Accountability systems

Due to the strong control the state has exerted on the media for decades, even once the media market was opened to private investors in 2001, media accountability institutions like press councils were simply not necessary and therefore do not exist in Syria. The only professional organisation, the Union of Journalists (see above), does not protect its affiliates but operates as a body of the government. Also, since all news outlets have to provide more or less the same version of the facts, ethical norms or a code to regulate individual or organisation decisions are superfluous. Although these same conditions still persist in the traditional media, new media outlets, emerging even before the beginning of the unrest, have contributed to raise awareness on media accountability practices. In fact, as Pies and Madanat have highlighted in their 2011 report, by giving the readers the possibility to comment online, news websites have introduced an “audience-oriented journalism approach” which takes the audience into account. Thus they have contributed to holding the media accountable for aspects the old media does not cover and the audience seems to have entered the field.

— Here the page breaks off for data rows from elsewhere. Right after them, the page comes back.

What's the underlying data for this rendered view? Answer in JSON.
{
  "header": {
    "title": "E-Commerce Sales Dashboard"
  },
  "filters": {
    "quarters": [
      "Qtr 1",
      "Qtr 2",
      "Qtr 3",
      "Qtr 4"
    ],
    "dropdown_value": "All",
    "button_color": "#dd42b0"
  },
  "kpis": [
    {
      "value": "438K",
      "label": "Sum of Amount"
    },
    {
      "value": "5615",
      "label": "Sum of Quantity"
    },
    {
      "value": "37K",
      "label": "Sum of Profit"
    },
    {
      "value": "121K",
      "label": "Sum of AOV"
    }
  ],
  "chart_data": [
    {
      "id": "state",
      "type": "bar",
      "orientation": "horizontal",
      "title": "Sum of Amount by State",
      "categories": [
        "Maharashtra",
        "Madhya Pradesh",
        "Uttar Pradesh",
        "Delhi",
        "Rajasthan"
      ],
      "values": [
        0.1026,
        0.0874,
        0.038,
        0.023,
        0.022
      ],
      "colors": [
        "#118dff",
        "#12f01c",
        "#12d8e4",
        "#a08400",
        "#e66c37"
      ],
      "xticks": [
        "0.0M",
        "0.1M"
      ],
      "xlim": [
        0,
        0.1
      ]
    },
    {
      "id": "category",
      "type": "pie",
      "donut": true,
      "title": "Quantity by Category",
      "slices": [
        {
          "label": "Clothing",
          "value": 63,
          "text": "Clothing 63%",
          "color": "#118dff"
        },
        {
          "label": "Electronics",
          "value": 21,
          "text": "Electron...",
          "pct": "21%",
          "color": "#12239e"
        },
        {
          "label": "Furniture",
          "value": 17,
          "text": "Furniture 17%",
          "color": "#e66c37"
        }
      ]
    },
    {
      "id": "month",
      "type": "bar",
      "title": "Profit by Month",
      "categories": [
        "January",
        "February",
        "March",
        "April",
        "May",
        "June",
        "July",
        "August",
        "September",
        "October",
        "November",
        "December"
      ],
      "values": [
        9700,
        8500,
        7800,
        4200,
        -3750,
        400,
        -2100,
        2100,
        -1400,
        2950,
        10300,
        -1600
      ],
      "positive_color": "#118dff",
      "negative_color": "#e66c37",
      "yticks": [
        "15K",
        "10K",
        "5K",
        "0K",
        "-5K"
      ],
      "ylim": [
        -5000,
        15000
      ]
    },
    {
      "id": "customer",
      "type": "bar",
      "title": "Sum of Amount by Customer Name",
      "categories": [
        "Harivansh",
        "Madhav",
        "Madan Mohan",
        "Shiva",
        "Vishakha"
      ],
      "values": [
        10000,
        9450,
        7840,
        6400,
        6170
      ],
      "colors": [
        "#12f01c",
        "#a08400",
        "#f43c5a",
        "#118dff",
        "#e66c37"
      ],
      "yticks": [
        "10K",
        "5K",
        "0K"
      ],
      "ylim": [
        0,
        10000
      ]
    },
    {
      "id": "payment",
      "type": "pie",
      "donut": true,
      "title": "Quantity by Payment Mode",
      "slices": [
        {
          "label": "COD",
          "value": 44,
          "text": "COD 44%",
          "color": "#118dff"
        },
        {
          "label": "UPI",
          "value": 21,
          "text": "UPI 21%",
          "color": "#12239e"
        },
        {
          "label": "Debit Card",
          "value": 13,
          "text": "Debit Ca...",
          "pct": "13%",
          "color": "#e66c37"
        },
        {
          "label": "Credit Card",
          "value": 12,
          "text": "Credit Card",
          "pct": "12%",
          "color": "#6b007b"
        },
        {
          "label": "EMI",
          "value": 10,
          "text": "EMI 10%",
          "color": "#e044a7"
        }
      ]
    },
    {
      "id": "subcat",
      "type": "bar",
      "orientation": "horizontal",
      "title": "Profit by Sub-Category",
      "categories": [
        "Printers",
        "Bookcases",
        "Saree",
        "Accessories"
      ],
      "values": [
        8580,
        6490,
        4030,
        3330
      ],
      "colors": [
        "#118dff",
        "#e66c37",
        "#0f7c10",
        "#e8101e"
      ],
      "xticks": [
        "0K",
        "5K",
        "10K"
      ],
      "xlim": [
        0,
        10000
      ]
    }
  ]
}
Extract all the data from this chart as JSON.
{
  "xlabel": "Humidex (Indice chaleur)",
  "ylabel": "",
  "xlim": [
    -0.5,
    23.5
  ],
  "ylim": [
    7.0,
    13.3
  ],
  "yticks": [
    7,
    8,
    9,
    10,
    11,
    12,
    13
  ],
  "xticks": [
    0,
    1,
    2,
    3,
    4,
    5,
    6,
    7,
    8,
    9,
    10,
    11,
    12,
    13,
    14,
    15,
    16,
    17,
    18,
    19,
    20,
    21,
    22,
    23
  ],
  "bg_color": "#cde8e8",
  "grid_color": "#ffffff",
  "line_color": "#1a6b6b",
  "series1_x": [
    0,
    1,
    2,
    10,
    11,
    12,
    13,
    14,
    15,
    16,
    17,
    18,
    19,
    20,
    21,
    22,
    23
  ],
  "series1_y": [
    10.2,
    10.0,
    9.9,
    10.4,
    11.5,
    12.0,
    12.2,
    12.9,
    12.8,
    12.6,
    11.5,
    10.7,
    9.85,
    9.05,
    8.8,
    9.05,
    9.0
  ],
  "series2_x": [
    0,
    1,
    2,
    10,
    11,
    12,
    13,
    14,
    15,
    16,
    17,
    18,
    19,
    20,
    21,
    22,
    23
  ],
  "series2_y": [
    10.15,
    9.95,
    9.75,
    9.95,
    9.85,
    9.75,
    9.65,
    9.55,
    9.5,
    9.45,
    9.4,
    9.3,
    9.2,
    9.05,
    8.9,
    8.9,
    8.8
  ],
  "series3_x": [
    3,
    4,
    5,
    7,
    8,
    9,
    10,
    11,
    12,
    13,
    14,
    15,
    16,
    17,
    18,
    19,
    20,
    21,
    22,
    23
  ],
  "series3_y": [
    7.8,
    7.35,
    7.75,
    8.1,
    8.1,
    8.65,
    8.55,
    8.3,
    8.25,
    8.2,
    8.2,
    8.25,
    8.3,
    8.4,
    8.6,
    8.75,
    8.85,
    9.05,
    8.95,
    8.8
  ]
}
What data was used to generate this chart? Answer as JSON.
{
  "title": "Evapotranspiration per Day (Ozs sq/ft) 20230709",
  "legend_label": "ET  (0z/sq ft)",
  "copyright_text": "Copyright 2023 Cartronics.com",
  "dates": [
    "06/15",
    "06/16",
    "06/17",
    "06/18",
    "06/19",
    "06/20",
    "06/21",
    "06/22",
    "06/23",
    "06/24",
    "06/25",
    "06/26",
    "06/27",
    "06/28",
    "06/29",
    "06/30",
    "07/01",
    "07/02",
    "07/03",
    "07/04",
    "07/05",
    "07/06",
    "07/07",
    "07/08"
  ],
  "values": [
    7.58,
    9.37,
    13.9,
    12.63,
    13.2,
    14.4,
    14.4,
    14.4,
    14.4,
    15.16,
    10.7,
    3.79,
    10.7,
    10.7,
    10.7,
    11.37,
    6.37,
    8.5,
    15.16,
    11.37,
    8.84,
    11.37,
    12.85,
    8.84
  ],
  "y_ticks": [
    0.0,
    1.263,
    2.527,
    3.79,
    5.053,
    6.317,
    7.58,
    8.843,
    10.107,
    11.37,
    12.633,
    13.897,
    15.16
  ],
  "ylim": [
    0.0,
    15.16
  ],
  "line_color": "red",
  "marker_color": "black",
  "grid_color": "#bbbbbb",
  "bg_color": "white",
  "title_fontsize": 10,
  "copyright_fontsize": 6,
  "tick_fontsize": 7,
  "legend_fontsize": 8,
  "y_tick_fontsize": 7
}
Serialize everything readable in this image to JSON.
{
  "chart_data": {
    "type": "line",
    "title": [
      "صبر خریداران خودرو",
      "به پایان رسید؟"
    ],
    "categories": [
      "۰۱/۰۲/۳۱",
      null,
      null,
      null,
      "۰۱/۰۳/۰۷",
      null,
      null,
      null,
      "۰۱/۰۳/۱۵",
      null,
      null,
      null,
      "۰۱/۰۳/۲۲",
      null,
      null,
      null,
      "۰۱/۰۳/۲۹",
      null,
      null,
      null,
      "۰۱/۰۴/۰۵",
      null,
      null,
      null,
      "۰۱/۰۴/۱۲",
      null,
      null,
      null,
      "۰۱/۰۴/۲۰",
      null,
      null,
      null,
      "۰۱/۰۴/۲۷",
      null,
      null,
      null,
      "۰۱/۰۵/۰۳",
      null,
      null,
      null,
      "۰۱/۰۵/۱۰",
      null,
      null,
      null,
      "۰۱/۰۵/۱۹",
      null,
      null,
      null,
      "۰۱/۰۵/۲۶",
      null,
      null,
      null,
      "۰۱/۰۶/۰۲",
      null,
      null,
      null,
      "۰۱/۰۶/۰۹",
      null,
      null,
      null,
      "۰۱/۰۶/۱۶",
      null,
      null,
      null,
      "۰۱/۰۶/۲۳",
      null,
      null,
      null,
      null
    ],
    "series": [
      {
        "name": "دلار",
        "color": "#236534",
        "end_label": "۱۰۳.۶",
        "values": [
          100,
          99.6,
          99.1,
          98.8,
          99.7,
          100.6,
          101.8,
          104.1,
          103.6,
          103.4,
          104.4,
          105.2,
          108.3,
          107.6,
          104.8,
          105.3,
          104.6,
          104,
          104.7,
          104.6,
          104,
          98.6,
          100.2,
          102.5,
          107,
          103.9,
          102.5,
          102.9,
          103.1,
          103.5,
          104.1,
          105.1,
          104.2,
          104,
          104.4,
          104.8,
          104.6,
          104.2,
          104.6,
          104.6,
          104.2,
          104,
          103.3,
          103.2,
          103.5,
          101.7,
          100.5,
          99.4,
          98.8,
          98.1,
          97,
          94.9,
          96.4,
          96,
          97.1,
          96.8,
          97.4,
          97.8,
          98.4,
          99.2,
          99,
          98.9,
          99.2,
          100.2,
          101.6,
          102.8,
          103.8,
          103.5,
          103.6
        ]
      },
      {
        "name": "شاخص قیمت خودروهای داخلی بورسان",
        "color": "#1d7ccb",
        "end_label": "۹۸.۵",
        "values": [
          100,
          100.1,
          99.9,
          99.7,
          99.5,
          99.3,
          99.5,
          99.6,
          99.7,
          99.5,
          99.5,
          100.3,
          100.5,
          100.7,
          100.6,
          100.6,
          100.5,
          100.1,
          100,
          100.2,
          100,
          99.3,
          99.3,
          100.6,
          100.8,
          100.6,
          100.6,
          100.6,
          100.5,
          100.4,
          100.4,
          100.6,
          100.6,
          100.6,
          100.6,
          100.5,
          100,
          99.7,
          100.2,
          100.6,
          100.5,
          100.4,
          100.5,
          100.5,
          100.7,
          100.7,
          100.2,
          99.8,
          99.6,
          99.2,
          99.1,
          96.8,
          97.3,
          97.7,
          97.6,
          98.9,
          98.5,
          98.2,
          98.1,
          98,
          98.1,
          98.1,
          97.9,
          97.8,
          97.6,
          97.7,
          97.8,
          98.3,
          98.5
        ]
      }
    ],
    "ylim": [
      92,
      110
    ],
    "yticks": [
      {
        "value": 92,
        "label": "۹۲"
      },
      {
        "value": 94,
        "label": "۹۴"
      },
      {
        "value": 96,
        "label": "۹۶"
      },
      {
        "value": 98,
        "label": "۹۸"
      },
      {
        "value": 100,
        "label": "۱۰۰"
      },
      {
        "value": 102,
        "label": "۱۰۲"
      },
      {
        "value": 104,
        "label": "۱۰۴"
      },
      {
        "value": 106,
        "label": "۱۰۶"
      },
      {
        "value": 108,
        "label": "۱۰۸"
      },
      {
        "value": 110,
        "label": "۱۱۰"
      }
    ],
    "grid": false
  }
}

This is even truer after the proliferation of new media outlets with the 2011 unrest and the evolution and the constant changes that have since affected the sector. In September 2015, over twenty independent Syrian media outlets agreed on ethical guidelines for their work and developed the Charter of Honour, an ethical charter for Syrian media to which the signatories chose to adhere. The charter includes not only print media but also online news outlets and radio stations and aims to guarantee “freedom of expression through professional and ethical journalism,” There are still some elements of disagreement, most importantly the complaints and enforcement mechanisms. The charter is open for any organisation to join and aims to become a recognised sign of quality/professionalism for the member organisations.